If you’re prepared to lock cash away in a fixed account, you can earn more. The top one-year fix is 1.65% with app based bank Atom Bank and PCF Bank is also 1.65% - as they’re both a fix the rate is locked in.

Currently the top notice account from MoneyBox also pays 1.65% - here you can withdraw money but need to give 95 days’ notice. However, the rate is variable, so it’s not guaranteed.

For two-year fixed Atom Bank (min £50) and UBL (min £2,000) both pay 1.8%. Some longer fixes pay more, though be mindful that if interest rates rise, you’re locked in and can’t switch to a better deal.

You haven’t mentioned cash ISAs - aren’t they any good?

A cash ISA is just a tax-free savings account. Yet these days all basic 20% rate taxpayers have a personal savings allowance meaning you can earn £1,000 interest a year anywhere without it being taxed (higher 40% rate taxpayers can earn £500/year and top 45% taxpayers don’t get one).As most don’t pay tax on savings interest and cash ISA rates are lower than normal savings, only those with large savings or very high earnings should be looking at cash ISAs. The top easy access cash ISA is with Cynergy Bank at 1.31%, the top 1 year fix is also Cynergy Bank at 1.4%.

What about people who like to put money aside each month?

If you can put money aside each month, you can earn far higher rates of interest. Regular savings accounts are special accounts that let you put money in each month, and because the amounts are limited, they offer much higher rates of interest.

Coventry BS has a 2.5% regular savings account and Principality BS is 2%; you can put up to £500/mth in each. Or do both and that’s up to £1,000 a month (you are allowed to miss months).

Or current account customers of First Direct, HSBC and M&S Bank can get linked regular savers paying 2.75% that you can put up to £300 a month in.

Are there any other ways to boost your interest?

There are lots of niche options. Let me run through them quickly…

Pay off debts or mortgage first. If the interest rate on your debt is higher than on savings, then it’s often better to pay off your debt rather than save as you’ll be paying more on your debt than you’re earning on your savings.

Claiming universal credit or working tax credits - get a 50% Government bonus on your savings. The Help to Save scheme lets those on low incomes save up to £50 a month, with a 50% bonus of up to £1,200 paid after two and four years.

The account’s easy-access so you can make withdrawals whenever you want, but remember if you’ve very costly debts it’s best to try and clear these before saving.

High-interest current accounts. Nationwide FlexDirect pays 5% interest on the first £2,500 in it for the first year. So, if you move account that can be worthwhile for those with smaller savings.

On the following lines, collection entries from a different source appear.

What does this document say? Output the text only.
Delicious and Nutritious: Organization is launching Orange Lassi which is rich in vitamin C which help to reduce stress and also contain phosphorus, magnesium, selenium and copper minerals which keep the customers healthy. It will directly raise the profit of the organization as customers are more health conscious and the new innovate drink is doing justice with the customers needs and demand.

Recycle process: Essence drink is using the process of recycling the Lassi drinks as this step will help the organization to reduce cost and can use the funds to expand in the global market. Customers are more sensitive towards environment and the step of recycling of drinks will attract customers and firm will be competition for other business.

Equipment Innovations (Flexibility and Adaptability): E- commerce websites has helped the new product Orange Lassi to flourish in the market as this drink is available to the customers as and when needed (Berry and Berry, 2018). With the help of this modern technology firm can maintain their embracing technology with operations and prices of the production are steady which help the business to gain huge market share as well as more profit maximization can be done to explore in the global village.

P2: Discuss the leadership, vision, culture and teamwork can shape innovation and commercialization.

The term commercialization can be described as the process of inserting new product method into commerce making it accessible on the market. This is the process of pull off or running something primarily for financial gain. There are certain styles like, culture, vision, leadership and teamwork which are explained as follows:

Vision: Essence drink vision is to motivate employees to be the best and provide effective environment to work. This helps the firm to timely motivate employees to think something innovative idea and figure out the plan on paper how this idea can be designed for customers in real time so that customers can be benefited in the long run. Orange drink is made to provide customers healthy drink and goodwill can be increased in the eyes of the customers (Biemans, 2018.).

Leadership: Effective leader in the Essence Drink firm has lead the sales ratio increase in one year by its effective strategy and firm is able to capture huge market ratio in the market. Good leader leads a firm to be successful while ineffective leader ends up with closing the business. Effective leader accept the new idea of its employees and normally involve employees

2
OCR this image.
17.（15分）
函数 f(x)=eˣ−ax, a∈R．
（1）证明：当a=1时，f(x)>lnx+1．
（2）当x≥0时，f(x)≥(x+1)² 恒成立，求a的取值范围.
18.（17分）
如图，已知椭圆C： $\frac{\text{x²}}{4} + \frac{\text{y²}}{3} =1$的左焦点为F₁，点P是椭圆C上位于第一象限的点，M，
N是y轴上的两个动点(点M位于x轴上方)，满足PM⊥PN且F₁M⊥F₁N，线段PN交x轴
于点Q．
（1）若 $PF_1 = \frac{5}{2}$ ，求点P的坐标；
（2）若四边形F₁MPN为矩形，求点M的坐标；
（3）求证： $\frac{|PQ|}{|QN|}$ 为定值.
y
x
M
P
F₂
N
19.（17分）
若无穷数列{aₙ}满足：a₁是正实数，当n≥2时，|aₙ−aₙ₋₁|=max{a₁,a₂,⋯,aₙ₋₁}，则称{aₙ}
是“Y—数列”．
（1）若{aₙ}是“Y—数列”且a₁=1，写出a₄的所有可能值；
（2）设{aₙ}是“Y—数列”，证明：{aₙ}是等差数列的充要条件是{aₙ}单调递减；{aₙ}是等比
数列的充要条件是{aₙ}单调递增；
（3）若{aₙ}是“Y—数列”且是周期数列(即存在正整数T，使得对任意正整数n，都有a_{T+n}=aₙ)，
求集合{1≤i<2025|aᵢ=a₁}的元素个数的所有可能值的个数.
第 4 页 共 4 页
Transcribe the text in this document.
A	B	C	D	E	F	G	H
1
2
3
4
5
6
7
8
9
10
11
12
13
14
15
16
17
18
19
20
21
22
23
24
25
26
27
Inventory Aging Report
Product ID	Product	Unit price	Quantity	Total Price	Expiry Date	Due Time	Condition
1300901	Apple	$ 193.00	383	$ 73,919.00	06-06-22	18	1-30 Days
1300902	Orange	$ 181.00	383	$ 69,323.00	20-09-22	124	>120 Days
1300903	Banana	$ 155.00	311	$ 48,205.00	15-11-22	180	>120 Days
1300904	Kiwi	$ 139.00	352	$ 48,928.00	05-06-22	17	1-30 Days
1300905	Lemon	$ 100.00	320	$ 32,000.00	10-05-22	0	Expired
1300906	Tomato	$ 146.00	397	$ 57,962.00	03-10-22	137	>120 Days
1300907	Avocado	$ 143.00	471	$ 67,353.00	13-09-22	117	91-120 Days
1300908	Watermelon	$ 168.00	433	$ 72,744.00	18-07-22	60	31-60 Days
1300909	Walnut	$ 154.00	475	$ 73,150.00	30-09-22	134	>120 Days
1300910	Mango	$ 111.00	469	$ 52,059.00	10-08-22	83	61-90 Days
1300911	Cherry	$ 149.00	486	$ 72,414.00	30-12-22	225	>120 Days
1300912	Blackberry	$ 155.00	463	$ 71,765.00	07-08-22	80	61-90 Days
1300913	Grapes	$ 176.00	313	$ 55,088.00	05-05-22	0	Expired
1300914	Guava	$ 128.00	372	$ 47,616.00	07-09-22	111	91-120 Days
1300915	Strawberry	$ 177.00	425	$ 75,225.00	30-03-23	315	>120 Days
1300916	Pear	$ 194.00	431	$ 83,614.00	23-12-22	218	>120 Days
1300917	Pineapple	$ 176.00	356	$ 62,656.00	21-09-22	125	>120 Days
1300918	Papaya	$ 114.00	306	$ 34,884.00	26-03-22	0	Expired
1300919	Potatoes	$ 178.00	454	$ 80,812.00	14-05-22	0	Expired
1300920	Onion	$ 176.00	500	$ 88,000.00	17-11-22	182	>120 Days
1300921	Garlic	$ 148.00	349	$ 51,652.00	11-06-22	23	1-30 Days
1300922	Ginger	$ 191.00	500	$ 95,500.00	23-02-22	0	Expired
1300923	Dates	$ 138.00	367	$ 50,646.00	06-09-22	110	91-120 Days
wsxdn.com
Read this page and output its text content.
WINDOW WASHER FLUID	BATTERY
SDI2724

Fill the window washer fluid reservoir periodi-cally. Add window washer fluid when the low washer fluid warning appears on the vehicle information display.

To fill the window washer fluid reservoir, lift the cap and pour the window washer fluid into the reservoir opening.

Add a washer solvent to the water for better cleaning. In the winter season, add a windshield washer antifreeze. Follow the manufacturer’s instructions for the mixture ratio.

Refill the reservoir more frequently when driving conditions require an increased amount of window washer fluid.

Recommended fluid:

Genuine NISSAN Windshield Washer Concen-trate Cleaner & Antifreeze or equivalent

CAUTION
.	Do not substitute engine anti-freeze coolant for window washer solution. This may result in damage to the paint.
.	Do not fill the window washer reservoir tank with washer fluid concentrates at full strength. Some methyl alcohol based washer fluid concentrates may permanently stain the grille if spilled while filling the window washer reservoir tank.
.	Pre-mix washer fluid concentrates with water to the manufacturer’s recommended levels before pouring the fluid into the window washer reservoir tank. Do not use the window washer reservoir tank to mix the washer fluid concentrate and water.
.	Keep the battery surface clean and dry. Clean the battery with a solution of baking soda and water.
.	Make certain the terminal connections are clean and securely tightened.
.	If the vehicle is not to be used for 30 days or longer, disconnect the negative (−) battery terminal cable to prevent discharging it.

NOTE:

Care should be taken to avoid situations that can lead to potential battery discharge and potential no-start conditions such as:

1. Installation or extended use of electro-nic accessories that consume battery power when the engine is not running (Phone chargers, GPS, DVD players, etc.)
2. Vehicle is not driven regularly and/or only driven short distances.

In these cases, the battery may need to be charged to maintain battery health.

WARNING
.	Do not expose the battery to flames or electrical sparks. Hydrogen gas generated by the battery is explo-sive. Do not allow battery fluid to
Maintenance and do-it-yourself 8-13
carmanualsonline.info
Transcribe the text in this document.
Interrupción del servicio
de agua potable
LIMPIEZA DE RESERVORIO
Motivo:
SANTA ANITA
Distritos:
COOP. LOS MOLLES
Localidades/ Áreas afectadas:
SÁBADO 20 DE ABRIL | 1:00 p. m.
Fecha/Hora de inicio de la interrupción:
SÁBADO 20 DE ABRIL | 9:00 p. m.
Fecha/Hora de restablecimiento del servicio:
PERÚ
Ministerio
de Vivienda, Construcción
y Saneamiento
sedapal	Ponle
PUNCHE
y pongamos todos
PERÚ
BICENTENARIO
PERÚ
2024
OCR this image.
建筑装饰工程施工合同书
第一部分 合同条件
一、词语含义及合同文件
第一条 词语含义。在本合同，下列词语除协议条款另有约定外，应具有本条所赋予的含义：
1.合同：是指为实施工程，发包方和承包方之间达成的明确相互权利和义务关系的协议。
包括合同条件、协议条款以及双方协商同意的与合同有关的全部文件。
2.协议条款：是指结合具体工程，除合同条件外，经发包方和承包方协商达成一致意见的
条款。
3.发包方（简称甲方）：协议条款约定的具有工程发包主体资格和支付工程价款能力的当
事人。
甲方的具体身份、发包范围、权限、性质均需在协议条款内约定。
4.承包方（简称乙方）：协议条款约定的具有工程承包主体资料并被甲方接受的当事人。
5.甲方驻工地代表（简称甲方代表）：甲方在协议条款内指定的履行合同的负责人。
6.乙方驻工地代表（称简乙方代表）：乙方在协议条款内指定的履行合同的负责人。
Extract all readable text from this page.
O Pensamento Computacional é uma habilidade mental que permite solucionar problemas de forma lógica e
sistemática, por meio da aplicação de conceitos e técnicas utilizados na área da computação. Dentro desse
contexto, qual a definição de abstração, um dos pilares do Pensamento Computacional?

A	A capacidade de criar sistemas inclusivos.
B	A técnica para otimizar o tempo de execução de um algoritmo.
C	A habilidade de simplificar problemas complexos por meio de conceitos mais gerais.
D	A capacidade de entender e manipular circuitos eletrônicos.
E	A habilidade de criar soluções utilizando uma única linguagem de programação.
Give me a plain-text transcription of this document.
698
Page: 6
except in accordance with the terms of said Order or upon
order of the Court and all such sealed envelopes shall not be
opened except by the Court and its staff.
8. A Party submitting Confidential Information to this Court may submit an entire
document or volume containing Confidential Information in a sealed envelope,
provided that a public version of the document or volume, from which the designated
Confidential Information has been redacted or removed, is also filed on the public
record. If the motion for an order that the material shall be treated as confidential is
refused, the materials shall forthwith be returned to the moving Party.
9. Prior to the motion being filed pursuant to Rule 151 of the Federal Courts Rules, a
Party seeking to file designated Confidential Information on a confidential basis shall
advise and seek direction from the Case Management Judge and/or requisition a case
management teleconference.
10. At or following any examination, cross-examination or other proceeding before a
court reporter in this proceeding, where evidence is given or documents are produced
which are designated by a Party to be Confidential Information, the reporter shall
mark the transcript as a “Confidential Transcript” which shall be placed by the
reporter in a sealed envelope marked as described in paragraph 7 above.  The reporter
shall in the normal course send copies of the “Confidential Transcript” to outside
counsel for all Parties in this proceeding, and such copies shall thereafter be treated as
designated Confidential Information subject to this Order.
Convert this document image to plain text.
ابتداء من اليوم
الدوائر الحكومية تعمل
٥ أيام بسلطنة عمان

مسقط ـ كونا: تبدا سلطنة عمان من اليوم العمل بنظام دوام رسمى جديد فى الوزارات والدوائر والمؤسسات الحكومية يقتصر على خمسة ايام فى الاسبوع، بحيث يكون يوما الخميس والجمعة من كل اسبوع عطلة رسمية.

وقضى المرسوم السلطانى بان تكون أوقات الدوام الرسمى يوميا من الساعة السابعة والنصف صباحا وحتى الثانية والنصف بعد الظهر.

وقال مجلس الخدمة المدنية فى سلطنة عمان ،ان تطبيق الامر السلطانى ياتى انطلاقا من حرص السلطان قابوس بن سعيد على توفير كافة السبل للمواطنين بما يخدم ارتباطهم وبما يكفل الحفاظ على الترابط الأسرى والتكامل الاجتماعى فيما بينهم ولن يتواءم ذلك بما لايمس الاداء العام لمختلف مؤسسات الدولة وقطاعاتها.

Saving for your first home – the Lifetime ISA is a no-brainer. First-time buyers aged 18-39 saving in this special ISA get a 25% bonus added on what you’ve saved (max £4,000/year) to use towards your first home as long as it’s under £450,000. Moneybox mentioned earlier has the top rate at 1.4%.

Autosave apps. Apps like Chip, Tandem, Plum (which is investing not saving) and MoneyBox use clever tech and data to figure out what you can afford to save, then move money from your current account to your savings or investment accounts with them automatically. It’s a great way to get into the savings habit, though some of them don’t pay decent interest, in which case every few months move your money out to a normal savings account to ensure you earn.